Broadband provider Wanadoo UK has closed a security hole that left the login details of thousands of its customers exposed.
The security lapse was brought to light on a user forum, WanadooProblems.co.uk, earlier in the week. It occurred when index listings were made available due to a configuration error on a Wanadoo server based in Madeira, Portugal.
The ISP attempted to correct the error after it was brought to attention by forum members, but left the files open to viewing by anyone who knew their location. This was pointed out, and it has now moved the files, meaning the hole now finally appears to be closed.
The number of customers whose personal details were left exposed is unclear. Estimates on the forum have been as high as 20,000, although a spokesperson for Wanadoo told ZDNet UK on Friday that it had "taken the precaution of writing to approximately 7,000 customers to ask them to change their passwords as an added security measure".
What is also unclear is the length of time for which the customer information was left unprotected. The owner of WanadooProblems.co.uk told ZDNet UK that, from looking at the data, it appeared the security hole "may have been there since 2004". Wanadoo's spokesperson declined to clarify this matter, but said the "previously unidentified vulnerability... was closed as soon as [Wanadoo was] made aware of it".
There is no evidence as yet that customer information was obtained and misused by any third party.

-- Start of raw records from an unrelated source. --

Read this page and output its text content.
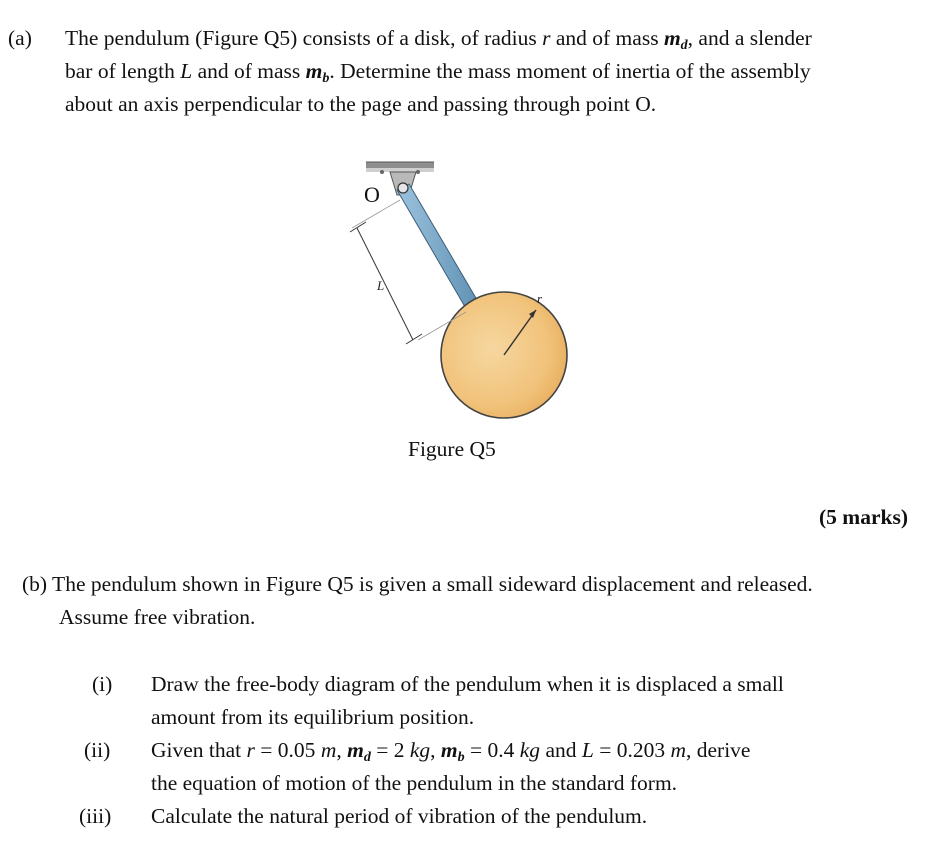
(a) The pendulum (Figure Q5) consists of a disk, of radius r and of mass $m_d$, and a slender
bar of length L and of mass $m_b$. Determine the mass moment of inertia of the assembly
about an axis perpendicular to the page and passing through point O.
O
L
r
Figure Q5
(5 marks)
(b) The pendulum shown in Figure Q5 is given a small sideward displacement and released.
Assume free vibration.
(i) Draw the free-body diagram of the pendulum when it is displaced a small
amount from its equilibrium position.
(ii) Given that r = 0.05 m, $m_d = 2$ kg, $m_b = 0.4$ kg and L = 0.203 m, derive
the equation of motion of the pendulum in the standard form.
(iii) Calculate the natural period of vibration of the pendulum.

Wanadoo's spokesperson thanked the forum's owner for bringing the matter to the ISP's attention, but pointed out that "he is under a legal obligation to destroy any copies of the data that he has". The forum owner assured ZDNet UK that the "6,986 files" he managed to download from the exposed server will now be destroyed.
Ian Fogg, a senior analyst at Jupiter Research, believes that the security lapse could hurt Wanadoo's reputation with its customers.
"Sixteen percent [of broadband users] use antivirus software provided by their ISP," he said on Friday. "Will they continue to trust it? Why would you go to your ISP for antivirus software if they can't keep the basics secure?"
There is also a possibility that Wanadoo may have unwittingly breached the Data Protection Act by leaving its customers' details exposed. The ISP's spokesperson told ZDNet UK that "Wanadoo takes its Data Protection Act obligations very seriously, and is working to ensure that this doesn't happen again".
Wanadoo UK is merging with its sister company Orange, at the cost of thousands of jobs. As reported at the time, WanadooProblems.co.uk will subsequently be changing its name to OrangeProblems.co.uk.